Johnson & Johnson , qui est passé la veille à l'amende, doit ainsi débourser un demi-milliard. Néanmoins, les dommages causés par ses molécules sont estimés selon les analystes à 37 milliards de dollars. "La pénalité imposée par le juge de l'Oklahoma à J&J représente à peine 2% du fardeau national dans cette crise", ajoute Tom Claps de Susquehanna Financial Group. Il conseille donc les investisseurs de ne pas être trop optimistes face aux futurs procès, en ce compris les procès "multidistricts" qui sont prévus dès octobre. "Les accusés dans ce procès feront face à un jury dont les jurés peuvent être imprévisibles en accordant parfois davantage de pénalités en dommages et intérêts qu'un juge."

L'Europe attentive

L'Union européenne ne compte pas rester les bras croisés. Elle devrait ainsi passer au crible les pratiques marketing des acteurs européens et mettre à jour les pratiques jugées irresponsables. 

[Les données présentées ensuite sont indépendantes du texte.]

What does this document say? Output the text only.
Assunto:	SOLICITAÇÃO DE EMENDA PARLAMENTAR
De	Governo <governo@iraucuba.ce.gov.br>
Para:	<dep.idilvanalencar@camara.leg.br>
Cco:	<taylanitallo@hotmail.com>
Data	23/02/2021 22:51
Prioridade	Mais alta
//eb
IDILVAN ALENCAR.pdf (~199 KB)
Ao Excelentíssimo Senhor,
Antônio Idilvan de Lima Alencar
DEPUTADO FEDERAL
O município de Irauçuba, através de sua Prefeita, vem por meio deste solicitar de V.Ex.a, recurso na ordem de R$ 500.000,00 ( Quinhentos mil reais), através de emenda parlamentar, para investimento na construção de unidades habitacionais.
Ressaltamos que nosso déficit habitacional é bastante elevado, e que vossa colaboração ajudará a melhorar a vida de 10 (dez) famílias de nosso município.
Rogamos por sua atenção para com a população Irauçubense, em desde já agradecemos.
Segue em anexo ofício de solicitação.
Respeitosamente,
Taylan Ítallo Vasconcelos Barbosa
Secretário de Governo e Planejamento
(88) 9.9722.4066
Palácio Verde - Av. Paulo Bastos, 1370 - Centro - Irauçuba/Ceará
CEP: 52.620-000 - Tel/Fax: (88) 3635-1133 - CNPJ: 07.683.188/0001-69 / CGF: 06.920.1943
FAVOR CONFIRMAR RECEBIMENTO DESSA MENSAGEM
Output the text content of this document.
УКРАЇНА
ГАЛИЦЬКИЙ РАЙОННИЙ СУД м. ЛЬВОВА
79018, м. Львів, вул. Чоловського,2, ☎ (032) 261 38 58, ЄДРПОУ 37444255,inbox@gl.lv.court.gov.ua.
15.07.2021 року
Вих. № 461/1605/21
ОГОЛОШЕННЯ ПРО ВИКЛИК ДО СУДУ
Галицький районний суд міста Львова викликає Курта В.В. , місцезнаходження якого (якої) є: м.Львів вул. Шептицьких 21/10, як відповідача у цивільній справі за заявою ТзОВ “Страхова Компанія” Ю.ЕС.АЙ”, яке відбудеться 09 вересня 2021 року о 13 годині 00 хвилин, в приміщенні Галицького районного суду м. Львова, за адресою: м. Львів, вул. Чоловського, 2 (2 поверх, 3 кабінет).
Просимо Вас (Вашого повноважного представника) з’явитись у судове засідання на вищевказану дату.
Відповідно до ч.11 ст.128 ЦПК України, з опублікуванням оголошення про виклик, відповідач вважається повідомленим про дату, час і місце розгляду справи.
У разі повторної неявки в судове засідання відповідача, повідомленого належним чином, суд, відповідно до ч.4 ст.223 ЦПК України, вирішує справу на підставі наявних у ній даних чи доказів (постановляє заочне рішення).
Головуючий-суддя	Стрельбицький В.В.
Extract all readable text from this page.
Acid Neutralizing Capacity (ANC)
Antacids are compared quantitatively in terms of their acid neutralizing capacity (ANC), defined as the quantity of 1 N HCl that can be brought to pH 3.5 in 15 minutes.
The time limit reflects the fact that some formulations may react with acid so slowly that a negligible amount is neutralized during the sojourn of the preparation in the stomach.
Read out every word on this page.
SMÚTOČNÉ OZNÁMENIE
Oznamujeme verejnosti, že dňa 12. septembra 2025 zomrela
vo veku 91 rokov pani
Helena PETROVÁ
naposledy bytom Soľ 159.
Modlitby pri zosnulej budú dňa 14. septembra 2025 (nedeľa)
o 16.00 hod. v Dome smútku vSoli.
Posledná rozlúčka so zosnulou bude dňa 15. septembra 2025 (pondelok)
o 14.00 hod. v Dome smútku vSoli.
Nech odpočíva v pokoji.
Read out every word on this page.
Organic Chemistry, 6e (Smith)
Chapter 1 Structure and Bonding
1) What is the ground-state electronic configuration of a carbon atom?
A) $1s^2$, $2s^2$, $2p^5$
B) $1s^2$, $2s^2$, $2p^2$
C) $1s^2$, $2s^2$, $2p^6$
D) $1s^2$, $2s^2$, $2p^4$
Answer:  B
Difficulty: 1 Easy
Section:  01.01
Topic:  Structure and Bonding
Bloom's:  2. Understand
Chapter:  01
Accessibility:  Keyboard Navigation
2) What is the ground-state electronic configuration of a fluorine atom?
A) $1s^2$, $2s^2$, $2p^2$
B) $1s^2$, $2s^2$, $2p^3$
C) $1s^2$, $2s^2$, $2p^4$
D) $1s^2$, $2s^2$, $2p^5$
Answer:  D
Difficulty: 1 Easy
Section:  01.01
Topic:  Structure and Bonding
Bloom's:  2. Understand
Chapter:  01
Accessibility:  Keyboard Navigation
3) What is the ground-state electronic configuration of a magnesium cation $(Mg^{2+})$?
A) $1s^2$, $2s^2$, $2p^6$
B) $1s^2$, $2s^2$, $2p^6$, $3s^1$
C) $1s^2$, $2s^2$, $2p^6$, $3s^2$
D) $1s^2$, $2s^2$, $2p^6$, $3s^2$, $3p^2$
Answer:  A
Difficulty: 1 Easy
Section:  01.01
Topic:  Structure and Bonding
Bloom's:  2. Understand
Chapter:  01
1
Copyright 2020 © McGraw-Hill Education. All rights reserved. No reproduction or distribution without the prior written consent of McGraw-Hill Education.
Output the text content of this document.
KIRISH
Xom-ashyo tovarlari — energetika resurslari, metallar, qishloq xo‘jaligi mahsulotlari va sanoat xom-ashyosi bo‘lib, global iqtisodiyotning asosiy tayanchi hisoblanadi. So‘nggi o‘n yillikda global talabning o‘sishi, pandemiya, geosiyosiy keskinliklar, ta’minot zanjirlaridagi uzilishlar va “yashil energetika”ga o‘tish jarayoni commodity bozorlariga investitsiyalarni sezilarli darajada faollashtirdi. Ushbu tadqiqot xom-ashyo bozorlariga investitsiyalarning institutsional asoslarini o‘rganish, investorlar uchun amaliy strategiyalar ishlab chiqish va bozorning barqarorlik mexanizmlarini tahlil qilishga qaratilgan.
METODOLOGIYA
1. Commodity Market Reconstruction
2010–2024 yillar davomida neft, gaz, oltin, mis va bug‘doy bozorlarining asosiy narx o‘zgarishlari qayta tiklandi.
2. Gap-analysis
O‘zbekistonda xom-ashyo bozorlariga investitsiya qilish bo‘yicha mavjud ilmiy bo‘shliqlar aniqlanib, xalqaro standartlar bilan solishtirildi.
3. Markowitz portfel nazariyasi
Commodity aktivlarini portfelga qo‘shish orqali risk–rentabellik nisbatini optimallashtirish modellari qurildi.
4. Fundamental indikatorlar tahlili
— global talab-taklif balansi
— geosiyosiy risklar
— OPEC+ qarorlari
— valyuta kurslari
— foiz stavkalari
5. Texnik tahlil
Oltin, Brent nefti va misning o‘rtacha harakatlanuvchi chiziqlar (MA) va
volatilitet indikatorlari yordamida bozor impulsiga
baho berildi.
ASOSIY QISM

Dans un rapport de 2019, l'Observatoire européen des drogues et des toxicomanies se félicitait que l'Europe échappe à ces dérives et aux catastrophes engendrées par le recours abusif aux opiacés. Des mesures de réductions des traitements ont en effet déjà été décidées. Toutefois, il est possible aussi que l'Europe n'ait pas accès aux mêmes données permettant une analyse approfondie de la situation, comme c'est le cas aux États-Unis.